Monde de sensations, monde mobile et changeant, fait de faux-semblants et de modifications continuelles de perspective (Au déduit). Car plus que des impressions, c’est une littérature des sensations : la matière avant la pensée. Une libération. S’il fallait défendre les mouvements fin-de-siècle face aux classiques qui en critiquent les extravagances de langue, les déséquilibres, les lourdeurs, nous invoquerions non seulement ces extravagances, ces déséquilibres, ces lourdeurs qui font de la langue une pâte brute, un latin de bas-empire, mais aussi les libérations qu’a engendré cette langue byzantine : attention portée à ce qui jusque-là était caché, rebuts et bassesses, objets banals, pulsions mortifères, questions de sexualités (de « genres » déjà), fétichismes, qui préfigurent la psychanalyse autant que les introspections proustiennes (après Laforgue ou Dujardin), les libertés dadaïstes et surréalistes, et même, plus loin, les expériences de Georges Bataille (Bégaiements où, bien avant tout le monde, Trézenik parle de la sexualité de l’enfant). L’étrange hypotypose allégorique (De l’adultère) qui ouvre ce livre confère une importance particulière aux objets : plus qu’un appel au merveilleux (cette intrusion dans le réel du fantastique), la mécanique de l’objet en fait une prolongation du moi projeté (sur-moi) et de la conscience.

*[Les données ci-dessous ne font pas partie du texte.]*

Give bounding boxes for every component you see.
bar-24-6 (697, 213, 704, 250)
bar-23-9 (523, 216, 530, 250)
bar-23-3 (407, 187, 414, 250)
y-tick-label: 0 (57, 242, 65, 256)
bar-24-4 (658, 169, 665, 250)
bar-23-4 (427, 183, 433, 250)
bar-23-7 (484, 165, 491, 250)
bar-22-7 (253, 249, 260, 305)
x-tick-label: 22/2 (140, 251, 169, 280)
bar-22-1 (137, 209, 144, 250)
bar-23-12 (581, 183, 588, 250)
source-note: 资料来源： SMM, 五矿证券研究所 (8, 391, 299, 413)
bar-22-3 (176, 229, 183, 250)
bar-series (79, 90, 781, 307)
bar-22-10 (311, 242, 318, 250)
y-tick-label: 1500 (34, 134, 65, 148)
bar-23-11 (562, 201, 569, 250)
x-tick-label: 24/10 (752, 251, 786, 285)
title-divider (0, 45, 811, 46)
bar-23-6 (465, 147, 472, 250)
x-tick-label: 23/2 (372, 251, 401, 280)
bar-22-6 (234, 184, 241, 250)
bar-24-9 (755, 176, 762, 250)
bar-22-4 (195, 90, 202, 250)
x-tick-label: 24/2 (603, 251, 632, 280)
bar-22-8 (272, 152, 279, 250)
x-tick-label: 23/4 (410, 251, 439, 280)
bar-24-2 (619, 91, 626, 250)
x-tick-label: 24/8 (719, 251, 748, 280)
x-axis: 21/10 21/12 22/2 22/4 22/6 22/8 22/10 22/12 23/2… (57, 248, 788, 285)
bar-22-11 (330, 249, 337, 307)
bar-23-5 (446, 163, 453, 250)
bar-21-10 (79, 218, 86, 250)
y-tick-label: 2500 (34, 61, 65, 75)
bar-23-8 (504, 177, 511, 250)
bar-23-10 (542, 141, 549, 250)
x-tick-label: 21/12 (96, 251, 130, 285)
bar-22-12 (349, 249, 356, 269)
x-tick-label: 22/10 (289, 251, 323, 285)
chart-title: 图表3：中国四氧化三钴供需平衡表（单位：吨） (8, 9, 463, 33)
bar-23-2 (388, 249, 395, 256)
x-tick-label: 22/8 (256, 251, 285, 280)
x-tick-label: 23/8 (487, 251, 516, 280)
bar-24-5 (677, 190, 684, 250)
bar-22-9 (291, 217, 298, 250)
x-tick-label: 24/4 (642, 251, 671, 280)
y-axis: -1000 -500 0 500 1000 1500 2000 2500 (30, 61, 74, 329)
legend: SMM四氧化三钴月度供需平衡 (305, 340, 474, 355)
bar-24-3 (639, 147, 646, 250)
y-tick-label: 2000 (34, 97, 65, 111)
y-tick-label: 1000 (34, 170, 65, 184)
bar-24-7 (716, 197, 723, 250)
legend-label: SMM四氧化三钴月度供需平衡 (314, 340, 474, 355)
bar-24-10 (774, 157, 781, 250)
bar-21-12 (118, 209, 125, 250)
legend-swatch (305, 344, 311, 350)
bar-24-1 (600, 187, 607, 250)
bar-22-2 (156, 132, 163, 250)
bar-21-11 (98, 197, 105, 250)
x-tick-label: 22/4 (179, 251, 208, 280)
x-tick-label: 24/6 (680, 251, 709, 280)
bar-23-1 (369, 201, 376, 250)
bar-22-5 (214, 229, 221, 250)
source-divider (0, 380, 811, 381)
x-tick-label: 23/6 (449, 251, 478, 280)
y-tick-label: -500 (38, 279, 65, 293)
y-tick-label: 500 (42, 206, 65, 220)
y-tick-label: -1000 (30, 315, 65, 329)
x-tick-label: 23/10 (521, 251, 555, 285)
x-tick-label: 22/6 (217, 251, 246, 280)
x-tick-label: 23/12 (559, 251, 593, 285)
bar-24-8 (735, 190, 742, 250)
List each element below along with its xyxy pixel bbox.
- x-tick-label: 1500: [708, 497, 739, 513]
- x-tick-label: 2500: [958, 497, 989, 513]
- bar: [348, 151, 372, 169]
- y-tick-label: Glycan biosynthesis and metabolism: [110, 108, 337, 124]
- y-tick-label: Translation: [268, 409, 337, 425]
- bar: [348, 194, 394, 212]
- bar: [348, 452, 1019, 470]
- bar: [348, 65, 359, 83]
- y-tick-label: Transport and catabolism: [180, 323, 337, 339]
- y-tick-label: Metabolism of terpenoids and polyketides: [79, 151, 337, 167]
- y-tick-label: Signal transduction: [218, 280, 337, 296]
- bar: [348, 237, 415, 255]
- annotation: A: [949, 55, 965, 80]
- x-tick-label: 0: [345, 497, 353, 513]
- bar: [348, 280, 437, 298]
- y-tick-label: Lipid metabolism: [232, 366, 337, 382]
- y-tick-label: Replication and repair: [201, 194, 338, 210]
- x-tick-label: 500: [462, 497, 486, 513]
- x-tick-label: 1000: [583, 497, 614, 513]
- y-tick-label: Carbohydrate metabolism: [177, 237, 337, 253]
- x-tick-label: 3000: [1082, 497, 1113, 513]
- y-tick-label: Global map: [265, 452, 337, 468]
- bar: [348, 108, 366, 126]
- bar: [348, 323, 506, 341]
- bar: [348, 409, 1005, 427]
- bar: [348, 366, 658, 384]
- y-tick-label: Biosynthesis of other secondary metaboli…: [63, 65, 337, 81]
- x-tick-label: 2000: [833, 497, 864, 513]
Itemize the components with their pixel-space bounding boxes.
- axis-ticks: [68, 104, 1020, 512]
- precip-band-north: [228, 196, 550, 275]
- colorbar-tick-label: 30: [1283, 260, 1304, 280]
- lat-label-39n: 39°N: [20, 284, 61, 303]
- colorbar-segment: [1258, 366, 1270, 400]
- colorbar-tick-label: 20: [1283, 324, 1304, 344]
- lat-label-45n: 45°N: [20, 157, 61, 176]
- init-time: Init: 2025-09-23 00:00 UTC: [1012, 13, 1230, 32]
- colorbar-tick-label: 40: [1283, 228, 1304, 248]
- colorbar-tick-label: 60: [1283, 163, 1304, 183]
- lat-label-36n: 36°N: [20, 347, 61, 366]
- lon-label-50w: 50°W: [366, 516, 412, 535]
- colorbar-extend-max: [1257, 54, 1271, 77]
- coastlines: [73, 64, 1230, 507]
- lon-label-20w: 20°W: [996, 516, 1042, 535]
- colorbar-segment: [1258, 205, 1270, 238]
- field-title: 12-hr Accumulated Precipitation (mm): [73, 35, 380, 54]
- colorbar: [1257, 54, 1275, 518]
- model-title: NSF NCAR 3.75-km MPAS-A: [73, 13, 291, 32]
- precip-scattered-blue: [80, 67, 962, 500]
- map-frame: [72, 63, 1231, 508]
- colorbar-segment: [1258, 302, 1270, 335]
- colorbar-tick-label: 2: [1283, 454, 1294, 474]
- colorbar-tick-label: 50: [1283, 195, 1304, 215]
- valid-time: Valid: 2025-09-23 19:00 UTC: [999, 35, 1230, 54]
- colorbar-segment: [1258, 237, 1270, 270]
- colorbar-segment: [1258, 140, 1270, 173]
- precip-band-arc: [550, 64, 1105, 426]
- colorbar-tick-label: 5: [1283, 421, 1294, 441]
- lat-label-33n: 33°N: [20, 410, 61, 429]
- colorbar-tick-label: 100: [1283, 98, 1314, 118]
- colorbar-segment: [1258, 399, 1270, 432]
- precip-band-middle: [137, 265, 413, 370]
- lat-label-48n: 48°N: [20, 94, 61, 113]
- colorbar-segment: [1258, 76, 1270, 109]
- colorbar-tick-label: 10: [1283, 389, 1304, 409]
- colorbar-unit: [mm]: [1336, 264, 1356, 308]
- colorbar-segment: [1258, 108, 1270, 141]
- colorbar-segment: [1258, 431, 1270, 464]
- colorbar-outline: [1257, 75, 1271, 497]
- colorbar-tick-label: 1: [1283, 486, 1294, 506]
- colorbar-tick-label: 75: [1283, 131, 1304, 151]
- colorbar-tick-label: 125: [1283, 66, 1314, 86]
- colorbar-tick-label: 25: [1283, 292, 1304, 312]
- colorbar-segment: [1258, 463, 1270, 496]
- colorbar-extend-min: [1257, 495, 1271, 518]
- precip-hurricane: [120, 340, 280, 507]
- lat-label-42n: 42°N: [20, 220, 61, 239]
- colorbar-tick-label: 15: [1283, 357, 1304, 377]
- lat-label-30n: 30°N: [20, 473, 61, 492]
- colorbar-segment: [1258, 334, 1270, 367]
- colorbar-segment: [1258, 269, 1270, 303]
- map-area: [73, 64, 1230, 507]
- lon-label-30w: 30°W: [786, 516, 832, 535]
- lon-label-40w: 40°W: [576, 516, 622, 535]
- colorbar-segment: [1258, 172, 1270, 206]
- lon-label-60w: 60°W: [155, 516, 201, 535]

Léo Trézenik n’a peut-être pas eu d’influence directe sur les auteurs ou sur les courants du XXe siècle (il n’est pas souvent cité) à l’aulne desquels nous construisons la mémoire littéraire d’une époque. Mais peu importe : il est symptomatique de la période que nous nommons « fin-de-siècle » qui renvoie à ces années de transformation de la société française (pour ne pas s’embarquer trop loin) sur le plan industriel, politique (la République s’entérine), et culturel (l’école pour tous, ses programmes, son rythme, remodèle en profondeur la vie quotidienne et les mentalités). Le fondateur des Hirsutes a sans aucun doute contribué à divulguer cet esprit acerbe, créatif, libérateur, qui qualifie pour nous le dernier quart du XIXe siècle.